Au moment où le ministre de l’Éducation Jean-François Roberge, rappelle que le calendrier scolaire n’est pas fini et que François Legault demande la collaboration des parents, un sondage révèle que plus du quart des Québécois n’ont pas d’accommodements de la part de leur employeur pour concilier famille, travail ou études.

Isabelle Dubé Isabelle Dubé
La Presse

Le sondage réalisé par la Coalition pour la conciliation famille-travail-études visait à vérifier si les employeurs proposent des mesures qui facilitent la vie des familles québécoises pendant la crise de la COVID-19.

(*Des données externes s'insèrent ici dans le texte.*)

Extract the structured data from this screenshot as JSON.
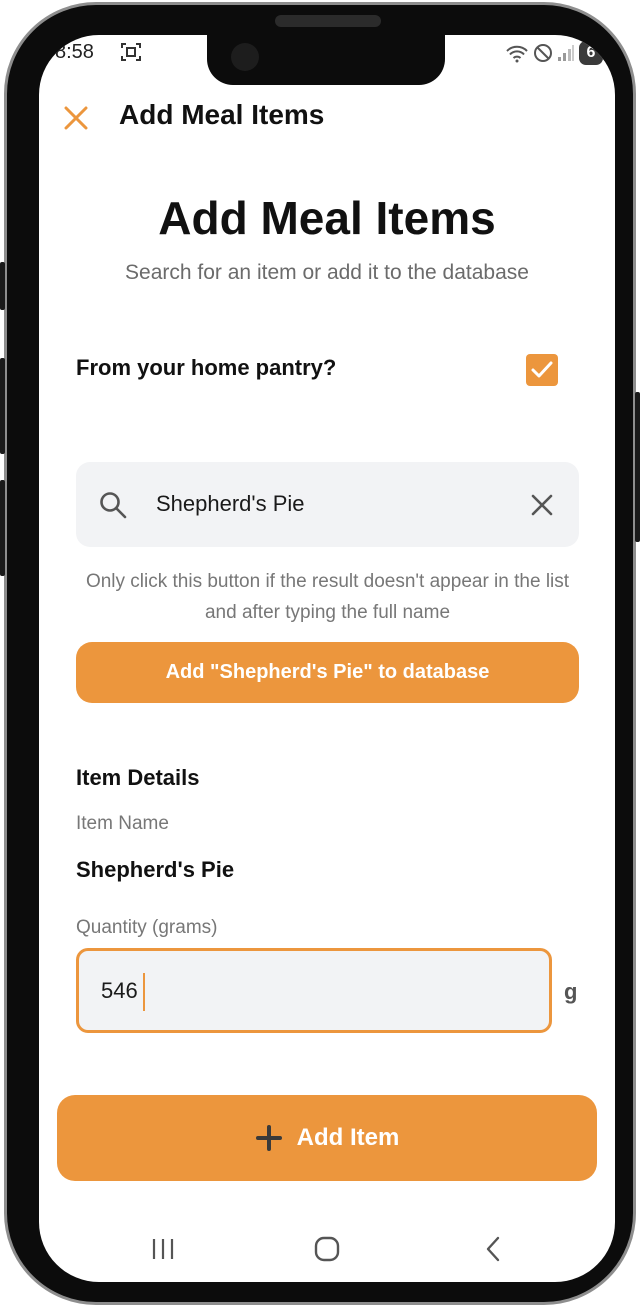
{
  "status_bar": {
    "time": "8:58",
    "battery": "6"
  },
  "header": {
    "title": "Add Meal Items"
  },
  "main": {
    "title": "Add Meal Items",
    "subtitle": "Search for an item or add it to the database",
    "pantry_question": "From your home pantry?",
    "pantry_checked": true,
    "search": {
      "value": "Shepherd's Pie"
    },
    "hint": "Only click this button if the result doesn't appear in the list and after typing the full name",
    "add_to_db_label": "Add \"Shepherd's Pie\" to database"
  },
  "item_details": {
    "section_title": "Item Details",
    "name_label": "Item Name",
    "name_value": "Shepherd's Pie",
    "quantity_label": "Quantity (grams)",
    "quantity_value": "546",
    "unit": "g"
  },
  "actions": {
    "add_item_label": "Add Item"
  },
  "theme": {
    "accent": "#ec963d"
  }
}
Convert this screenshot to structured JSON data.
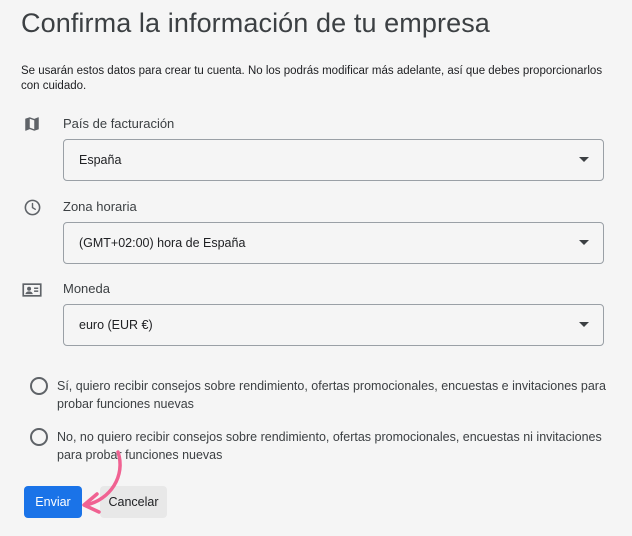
{
  "header": {
    "title": "Confirma la información de tu empresa",
    "intro": "Se usarán estos datos para crear tu cuenta. No los podrás modificar más adelante, así que debes proporcionarlos con cuidado."
  },
  "fields": {
    "billing_country": {
      "icon": "map-icon",
      "label": "País de facturación",
      "value": "España"
    },
    "timezone": {
      "icon": "clock-icon",
      "label": "Zona horaria",
      "value": "(GMT+02:00) hora de España"
    },
    "currency": {
      "icon": "currency-icon",
      "label": "Moneda",
      "value": "euro (EUR €)"
    }
  },
  "options": {
    "yes": {
      "label": "Sí, quiero recibir consejos sobre rendimiento, ofertas promocionales, encuestas e invitaciones para probar funciones nuevas",
      "selected": false
    },
    "no": {
      "label": "No, no quiero recibir consejos sobre rendimiento, ofertas promocionales, encuestas ni invitaciones para probar funciones nuevas",
      "selected": false
    }
  },
  "actions": {
    "submit_label": "Enviar",
    "cancel_label": "Cancelar"
  },
  "colors": {
    "primary": "#1a73e8",
    "annotation_arrow": "#f06292",
    "background": "#f5f5f5"
  }
}
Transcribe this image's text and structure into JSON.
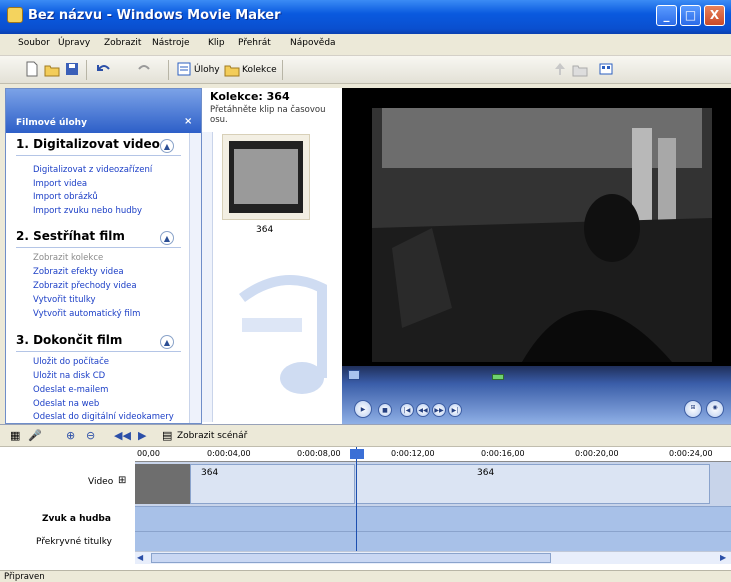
{
  "window": {
    "title": "Bez názvu - Windows Movie Maker",
    "min": "_",
    "max": "□",
    "close": "X"
  },
  "menu": [
    "Soubor",
    "Úpravy",
    "Zobrazit",
    "Nástroje",
    "Klip",
    "Přehrát",
    "Nápověda"
  ],
  "toolbar": {
    "tasks_label": "Úlohy",
    "collections_label": "Kolekce",
    "collection_value": "364"
  },
  "tasks": {
    "title": "Filmové úlohy",
    "close": "×",
    "sections": [
      {
        "heading": "1. Digitalizovat video",
        "links": [
          "Digitalizovat z videozařízení",
          "Import videa",
          "Import obrázků",
          "Import zvuku nebo hudby"
        ]
      },
      {
        "heading": "2. Sestříhat film",
        "links": [
          "Zobrazit kolekce",
          "Zobrazit efekty videa",
          "Zobrazit přechody videa",
          "Vytvořit titulky",
          "Vytvořit automatický film"
        ]
      },
      {
        "heading": "3. Dokončit film",
        "links": [
          "Uložit do počítače",
          "Uložit na disk CD",
          "Odeslat e-mailem",
          "Odeslat na web",
          "Odeslat do digitální videokamery"
        ]
      }
    ]
  },
  "collection": {
    "title": "Kolekce: 364",
    "hint": "Přetáhněte klip na časovou osu.",
    "clip_label": "364"
  },
  "timeline": {
    "storyboard_label": "Zobrazit scénář",
    "ticks": [
      "00,00",
      "0:00:04,00",
      "0:00:08,00",
      "0:00:12,00",
      "0:00:16,00",
      "0:00:20,00",
      "0:00:24,00"
    ],
    "tracks": {
      "video": "Video",
      "audio": "Zvuk a hudba",
      "overlay": "Překryvné titulky"
    },
    "clips": [
      "364",
      "364"
    ]
  },
  "status": "Připraven"
}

Si 63 % des répondants ont affirmé que leur gestionnaire ou leur établissement d’enseignement avait proposé des solutions aidantes, 26 % n’ont eu droit à aucune mesure.

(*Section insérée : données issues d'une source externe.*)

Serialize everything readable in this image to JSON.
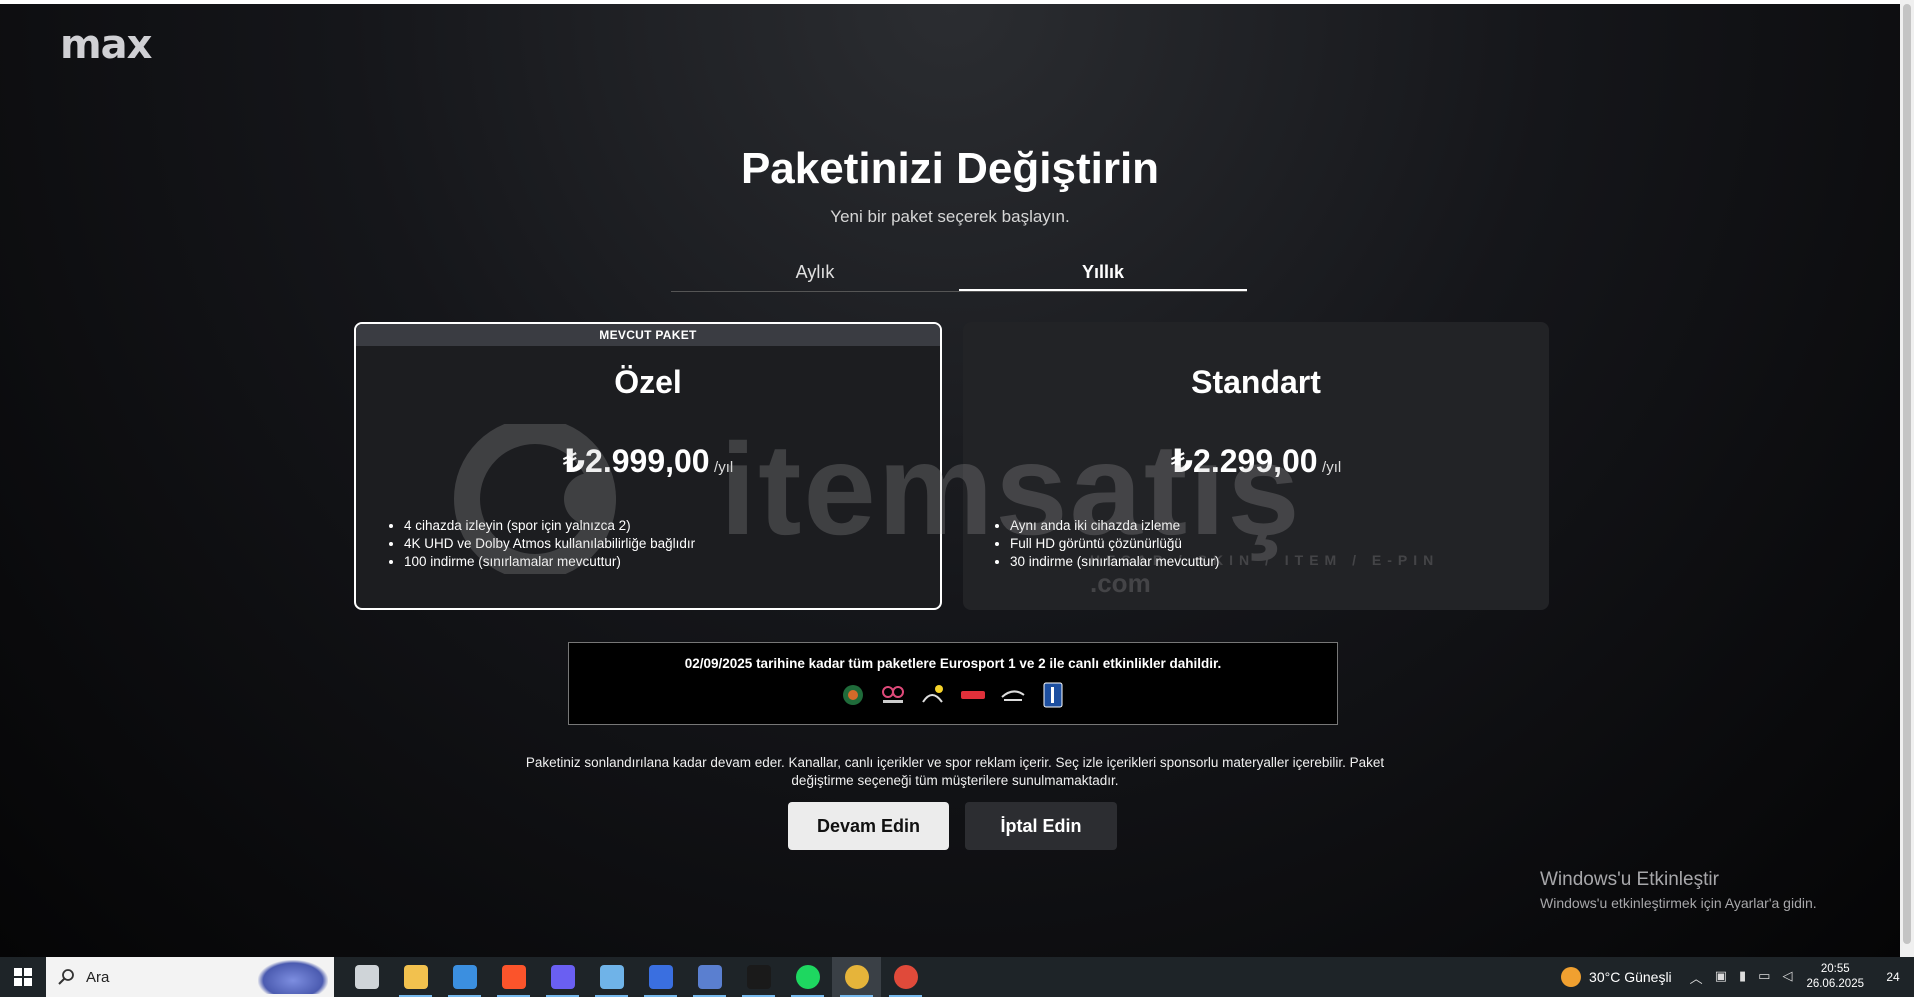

Les 603 personnes qui ont répondu aux questionnaires en ligne entre le 14 et le 23 avril avaient 22 questions, dont une ouverte, et la possibilité d’ajouter des commentaires.

Ça nous a frappés de lire que des gestionnaires avaient dit à des répondants au sondage : “Si tu réduis ton temps de travail, tu vas être pénalisé financièrement ou tu vas perdre ton emploi”.

Sylvie Lévesque, porte-parole de la Coalition pour la conciliation famille-travail-études

Parmi les commentaires obtenus, un répondant témoigne avoir « l’impression d’être un mauvais parent et un mauvais employé », tandis qu’un autre constate qu’« il est extrêmement difficile d’accomplir une seule tâche jusqu’au bout, et ce, sans interruption ». Un couple de travailleurs essentiels explique de son côté : « Nous sommes pris en sandwich entre quatre enfants et six personnes âgées. »

Les répondants qui n’ont pas eu d’accommodements de la part de leur employeur ont dû réajuster leur conciliation à l’aide de mesures individuelles, explique Sylvie Lévesque, car certaines mesures collectives visant à faciliter la conciliation ne sont plus accessibles (CPE, haltes-garderies, services de garde en milieu scolaire, etc.).

Des propositions

Les participants au sondage dont l’employeur n’a proposé aucune mesure auraient souhaité une réduction du temps de travail sans pénalité (61,6 %), comme c’est le cas à Hydro-Québec, à la Sun Life et chez Desjardins, par exemple. La moitié auraient aussi aimé avoir une souplesse dans les horaires de travail et le rendement ainsi qu’une communication claire des rendements possibles et espérés.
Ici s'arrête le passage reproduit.